Velvet spent most of her leisure time working on a tricky thing called a “lead change.” She set up a jumping course in the living room out of upturned coffee tables and couch pillows, and then taped the complex pattern onto the flat screen. Hour after hour, she galloped around the course on a hobbyhorse. “Velvet,” I said one afternoon, peeling off the pattern from the TV, “you’ve been at that for forty-five entire minutes…enough already. Put the couch back together, and we’ll download ‘30Rock.’”
“Mommy,” she rejoined, “I have to do this for at least three hours, or I will never get it right.”
During the long, hot summer months, Velvet went on the show circuit, garnering blue ribbons by the bucketful. While the die-hard pony moms crowded each other at the rail yelling, “Get your heels down/pull your shoulders back/pull him up/push him over,” I hid behind “The New York Review Of Books” and sloped off in search of “ice for the cooler,” hitting all the antique stores in town on my way back. Rather than insisting we stay an additional three hours so she could get in another go at “Maiden English Pleasure” (which to me sounded like a Victorian soft porn film), I took to establishing firm escape clauses such as “Aunt Nancy is coming for dinner,” or “I’m on deadline.”
“You didn’t really mean to tell Velvet that horses don’t feel human emotions,” placated one of the more sympathetic moms after I’d had a mini meltdown swinging in-to the tenth hour of a hot and humid horse show in nowhere Vermont.

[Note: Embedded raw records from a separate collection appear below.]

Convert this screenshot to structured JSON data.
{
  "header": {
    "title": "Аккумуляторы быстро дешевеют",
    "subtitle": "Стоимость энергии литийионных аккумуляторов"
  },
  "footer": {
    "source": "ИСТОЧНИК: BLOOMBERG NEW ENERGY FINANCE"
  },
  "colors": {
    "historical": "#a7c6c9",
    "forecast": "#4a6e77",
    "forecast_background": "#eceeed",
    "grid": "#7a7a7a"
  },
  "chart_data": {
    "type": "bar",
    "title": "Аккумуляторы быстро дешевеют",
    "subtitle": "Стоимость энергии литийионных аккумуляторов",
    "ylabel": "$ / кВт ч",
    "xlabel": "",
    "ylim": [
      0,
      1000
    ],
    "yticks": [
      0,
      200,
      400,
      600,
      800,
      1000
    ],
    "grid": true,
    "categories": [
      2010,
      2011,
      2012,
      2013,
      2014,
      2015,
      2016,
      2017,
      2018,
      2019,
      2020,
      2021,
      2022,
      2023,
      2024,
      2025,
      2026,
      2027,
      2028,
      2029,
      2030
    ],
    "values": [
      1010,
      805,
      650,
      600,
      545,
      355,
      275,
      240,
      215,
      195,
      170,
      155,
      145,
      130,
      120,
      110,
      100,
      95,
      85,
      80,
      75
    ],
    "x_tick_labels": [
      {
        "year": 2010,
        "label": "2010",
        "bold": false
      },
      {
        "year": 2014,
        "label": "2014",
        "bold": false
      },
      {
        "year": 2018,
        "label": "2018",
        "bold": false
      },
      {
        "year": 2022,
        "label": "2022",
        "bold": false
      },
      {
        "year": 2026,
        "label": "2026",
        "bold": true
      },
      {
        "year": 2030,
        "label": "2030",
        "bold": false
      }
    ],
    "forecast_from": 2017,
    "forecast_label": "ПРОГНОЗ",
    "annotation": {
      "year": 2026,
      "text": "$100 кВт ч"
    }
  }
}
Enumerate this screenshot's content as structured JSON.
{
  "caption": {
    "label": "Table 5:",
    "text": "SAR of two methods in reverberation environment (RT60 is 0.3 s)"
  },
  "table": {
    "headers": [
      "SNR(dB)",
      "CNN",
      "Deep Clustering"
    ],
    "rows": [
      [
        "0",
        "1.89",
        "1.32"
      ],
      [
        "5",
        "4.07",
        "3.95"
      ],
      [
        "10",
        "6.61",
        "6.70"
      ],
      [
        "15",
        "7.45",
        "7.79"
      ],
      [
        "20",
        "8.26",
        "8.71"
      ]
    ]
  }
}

“Oh yes I did!” I told her, as all the moms picked up their hoof picks and edged away from my little island of sanity made up of cooler, folding chair, and a stack of magazines. “And I’ll tell you something else: that trainer needs her head examined if she thinks making “good luck” cards for those animals is time well spent.”
Resolute, I refused to buy a horse, standing my ground when my husband waivered. I made Velvet learn to read and use EXCEL to create and balance a budget from the scarily expensive “Dover Saddlery” catalog before I sanctioned the purchase of $200 dollar jodhpurs and something called “half chaps.” I insisted that she OXYCLEAN her own breeches and iron her show shirts. I made it clear that I was never, ever going to haul anything behind my Subaru and certainly not a horse trailer. I categorically forbade my mother from learning to braid a mane or tail. I developed an extreme allergy to horsehair and hay, producing notes from doctors to prove it.
It’s been a winning strategy for Velvet, who is, as I mentioned, on track to the Olympics. Kudos to me! Thanks to the hours that I have spent trying to distract her from the relentless pursuit of excellence, she’s achieving it. The hours I’ve clocked, wedged between the Scylla and Charybdis of pony moms, unapologetically resisting their patient attempts to teach me the difference between “over saddle under fences” and “hunter jumper” have paid off: Velvet is a self-made athlete, and her success can be attributed completely to her. What parent doesn’t want that sense of achievement for her child? After all, it’s nothing I did. Parental indifference – the Western child’s ticket to greatness!